Bu Sümer Türkleri'nin bankası bile var, Sümerbank! Eti Türkleri de İstanbul'a gelip mahalle kurmuşlar: Etiler. Akat kavmi de geri kalır mı? Onlar da koşmuşlar, Etiler'in hemen yanında Akatlar semtini oluşturmuşlar.
Muazzez Hanım, "kuraklık yüzünden Orta Asya'dan göç eden atalarımızın çam ağacını nerede bulup da süslediklerini" kolay kolay açıklayamaz.
Olsa olsa, "kar, buz, ren geyiği" gibi motiflerle süslü "Germen Hıristiyanlığı" folklorunun bir unsuru olan çam süslemeyi, "Nordik kavimlerin de Türk asıllı oldukları" safsatasıyla yutturabilir ki, bu da otuzlu yılların iklimine uygundur.
Yoksa, Antalyalı olduğu ileri sürülen Noel Baba'nın (Ermiş Nikolaos), Türkler Anadolu'ya gelmeden yüzlerce yıl önce buralarda yaşamış bir Türk olduğunu da mı söyleyecektir?
Muazzez Hanım'ın gençlik yıllarını incelerseniz, o dönemin gazetelerine, dergilerine bakarsanız, Türk Tarih Kurumu kongre tutanaklarına falan, inanılmaz incilerle karşılaşırsınız:
Örneğin Agamemnon, "ağa memnun" demek... Sparta, eh adı üstünde canım, İsparta... Homeros da bir Türk şairi, asıl adı Ömer...
Bunlar ciddi ciddi yazılmış çizilmiş, en yetkili ağızlardan dile getirilmiştir bu memlekette!

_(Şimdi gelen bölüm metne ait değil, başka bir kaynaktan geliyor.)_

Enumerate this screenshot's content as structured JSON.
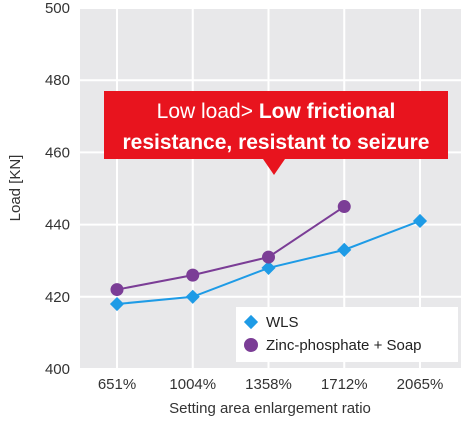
{
  "chart_data": {
    "type": "line",
    "xlabel": "Setting area enlargement ratio",
    "ylabel": "Load [KN]",
    "categories": [
      "651%",
      "1004%",
      "1358%",
      "1712%",
      "2065%"
    ],
    "ylim": [
      400,
      500
    ],
    "yticks": [
      400,
      420,
      440,
      460,
      480,
      500
    ],
    "grid": true,
    "legend_position": "bottom-right",
    "series": [
      {
        "name": "WLS",
        "marker": "diamond",
        "color": "#1e9be6",
        "values": [
          418,
          420,
          428,
          433,
          441
        ]
      },
      {
        "name": "Zinc-phosphate + Soap",
        "marker": "circle",
        "color": "#7b3d96",
        "values": [
          422,
          426,
          431,
          445,
          null
        ]
      }
    ],
    "annotation": {
      "line1_normal": "Low load> ",
      "line1_bold": "Low frictional",
      "line2_bold": "resistance, resistant to seizure",
      "background": "#e8141e"
    }
  }
}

Bendeniz, epeyce ilerlemiş yaşının da etkisiyle dilinin sürçtüğüne, Muazzez Hanım'ın bu meselede genel olarak "ağaca çaput bağlama geleneğini" kastetmiş olduğuna inanmak istiyorum.

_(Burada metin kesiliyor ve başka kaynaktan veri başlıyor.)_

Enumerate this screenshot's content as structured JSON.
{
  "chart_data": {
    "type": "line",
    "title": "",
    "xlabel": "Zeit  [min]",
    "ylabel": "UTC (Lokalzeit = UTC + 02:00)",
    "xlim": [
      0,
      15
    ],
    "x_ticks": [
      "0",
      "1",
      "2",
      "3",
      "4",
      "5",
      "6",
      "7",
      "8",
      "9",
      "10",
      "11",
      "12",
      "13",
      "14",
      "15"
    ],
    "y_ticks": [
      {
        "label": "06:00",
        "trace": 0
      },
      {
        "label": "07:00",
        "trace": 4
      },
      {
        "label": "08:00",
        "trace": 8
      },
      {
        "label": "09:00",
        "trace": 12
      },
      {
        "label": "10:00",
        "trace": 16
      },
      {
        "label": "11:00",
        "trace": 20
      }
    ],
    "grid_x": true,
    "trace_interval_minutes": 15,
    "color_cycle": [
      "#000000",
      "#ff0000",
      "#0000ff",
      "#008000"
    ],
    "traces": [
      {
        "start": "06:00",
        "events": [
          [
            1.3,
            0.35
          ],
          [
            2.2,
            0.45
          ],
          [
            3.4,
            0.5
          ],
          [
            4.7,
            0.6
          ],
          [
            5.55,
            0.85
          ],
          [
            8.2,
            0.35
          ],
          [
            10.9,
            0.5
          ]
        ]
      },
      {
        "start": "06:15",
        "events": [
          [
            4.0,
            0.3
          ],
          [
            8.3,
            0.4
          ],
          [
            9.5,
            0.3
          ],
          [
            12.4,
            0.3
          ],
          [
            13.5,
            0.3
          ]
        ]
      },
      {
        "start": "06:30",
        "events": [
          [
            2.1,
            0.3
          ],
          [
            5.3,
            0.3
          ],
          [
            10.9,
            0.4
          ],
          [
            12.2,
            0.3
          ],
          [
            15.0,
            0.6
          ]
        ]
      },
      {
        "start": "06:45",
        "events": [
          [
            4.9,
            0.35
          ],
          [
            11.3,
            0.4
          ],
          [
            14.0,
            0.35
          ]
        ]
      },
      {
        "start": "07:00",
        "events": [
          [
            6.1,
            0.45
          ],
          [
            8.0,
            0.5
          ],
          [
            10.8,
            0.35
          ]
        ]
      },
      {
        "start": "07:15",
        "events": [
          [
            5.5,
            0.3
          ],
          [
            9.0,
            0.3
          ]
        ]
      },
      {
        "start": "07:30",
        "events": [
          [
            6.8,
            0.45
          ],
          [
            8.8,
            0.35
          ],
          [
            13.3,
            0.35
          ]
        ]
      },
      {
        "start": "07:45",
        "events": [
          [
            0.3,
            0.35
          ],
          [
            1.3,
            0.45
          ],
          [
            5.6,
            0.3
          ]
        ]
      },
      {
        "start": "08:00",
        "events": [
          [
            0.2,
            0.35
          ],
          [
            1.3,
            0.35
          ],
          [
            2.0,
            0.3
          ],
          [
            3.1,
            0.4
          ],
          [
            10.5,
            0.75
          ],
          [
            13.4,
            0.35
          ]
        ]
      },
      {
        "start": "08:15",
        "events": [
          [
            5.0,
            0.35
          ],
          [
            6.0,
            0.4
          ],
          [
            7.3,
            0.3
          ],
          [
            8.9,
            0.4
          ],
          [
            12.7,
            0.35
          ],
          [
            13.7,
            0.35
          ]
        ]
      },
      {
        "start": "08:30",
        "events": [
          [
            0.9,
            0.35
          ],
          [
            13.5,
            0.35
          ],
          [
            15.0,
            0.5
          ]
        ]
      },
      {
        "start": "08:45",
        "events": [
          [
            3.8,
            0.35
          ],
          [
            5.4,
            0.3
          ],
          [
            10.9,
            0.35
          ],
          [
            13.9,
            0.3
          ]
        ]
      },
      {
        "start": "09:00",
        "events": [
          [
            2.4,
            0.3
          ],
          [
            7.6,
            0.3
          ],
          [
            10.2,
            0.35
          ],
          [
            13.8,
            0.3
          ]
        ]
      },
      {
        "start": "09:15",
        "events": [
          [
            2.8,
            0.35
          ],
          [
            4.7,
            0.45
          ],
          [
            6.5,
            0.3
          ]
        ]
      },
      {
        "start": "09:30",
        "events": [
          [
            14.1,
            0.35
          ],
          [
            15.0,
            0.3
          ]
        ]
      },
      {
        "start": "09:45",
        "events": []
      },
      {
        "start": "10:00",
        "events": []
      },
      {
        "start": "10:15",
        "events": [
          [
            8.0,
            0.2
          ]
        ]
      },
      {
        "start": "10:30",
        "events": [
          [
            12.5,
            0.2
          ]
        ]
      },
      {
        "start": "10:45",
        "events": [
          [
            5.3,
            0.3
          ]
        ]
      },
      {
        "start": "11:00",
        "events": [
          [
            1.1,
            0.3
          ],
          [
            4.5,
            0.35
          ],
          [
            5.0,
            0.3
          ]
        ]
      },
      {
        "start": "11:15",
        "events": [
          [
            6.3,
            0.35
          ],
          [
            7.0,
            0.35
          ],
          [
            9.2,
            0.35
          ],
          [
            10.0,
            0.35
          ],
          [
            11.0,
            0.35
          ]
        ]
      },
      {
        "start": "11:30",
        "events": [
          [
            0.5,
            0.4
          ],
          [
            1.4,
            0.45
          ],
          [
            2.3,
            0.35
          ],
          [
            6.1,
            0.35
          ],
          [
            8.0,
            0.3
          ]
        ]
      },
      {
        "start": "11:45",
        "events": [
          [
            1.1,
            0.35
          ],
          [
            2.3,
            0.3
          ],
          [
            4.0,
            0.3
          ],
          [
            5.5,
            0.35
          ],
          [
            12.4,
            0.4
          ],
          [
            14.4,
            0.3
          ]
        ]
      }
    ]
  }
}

Aksi takdirde, "bunları kim profesör yaptı" tartışması gündeme gelir...
Siz onu yanıtlayın, sonra da lafı "Afet İnan'ı kim profesör yaptı" meselesine getiririz. Afet Hanım "Türk tarih tezinin" fikir anasıdır.

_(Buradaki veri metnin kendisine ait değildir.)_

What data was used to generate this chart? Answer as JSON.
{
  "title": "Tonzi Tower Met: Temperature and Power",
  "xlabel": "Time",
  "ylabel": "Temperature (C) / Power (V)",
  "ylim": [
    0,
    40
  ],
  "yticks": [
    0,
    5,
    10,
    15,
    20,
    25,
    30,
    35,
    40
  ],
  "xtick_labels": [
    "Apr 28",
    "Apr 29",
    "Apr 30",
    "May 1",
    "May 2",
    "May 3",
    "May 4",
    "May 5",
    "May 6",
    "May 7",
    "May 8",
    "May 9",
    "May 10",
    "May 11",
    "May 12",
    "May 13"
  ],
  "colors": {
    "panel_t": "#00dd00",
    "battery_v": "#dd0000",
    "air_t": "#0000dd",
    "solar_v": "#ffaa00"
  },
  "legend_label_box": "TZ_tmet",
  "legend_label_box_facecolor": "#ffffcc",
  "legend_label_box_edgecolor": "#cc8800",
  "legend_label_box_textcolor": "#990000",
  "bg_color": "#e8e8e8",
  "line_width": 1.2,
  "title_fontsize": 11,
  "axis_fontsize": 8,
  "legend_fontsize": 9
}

Sahi, Afet Hanım ne profesörüydü yahu? "Atatürkoloji" mi? Böyle bir bilim dalı mı var?
Merhume, Mimar Sinan'ın Türk olduğunu kanıtlamak için mezarının açılarak kafatasının ölçülmesini önermişti, bilmem duymuş muydunuz?1935 yılında.
Açmışlar, ölçmüşler, "brakisefal" çıkmış. İsviçreli, Alman, Ermeni, Boşnak ya da Gürcü de olabilirmiş...
Kızlar, kızlar, bilimsel kızlar...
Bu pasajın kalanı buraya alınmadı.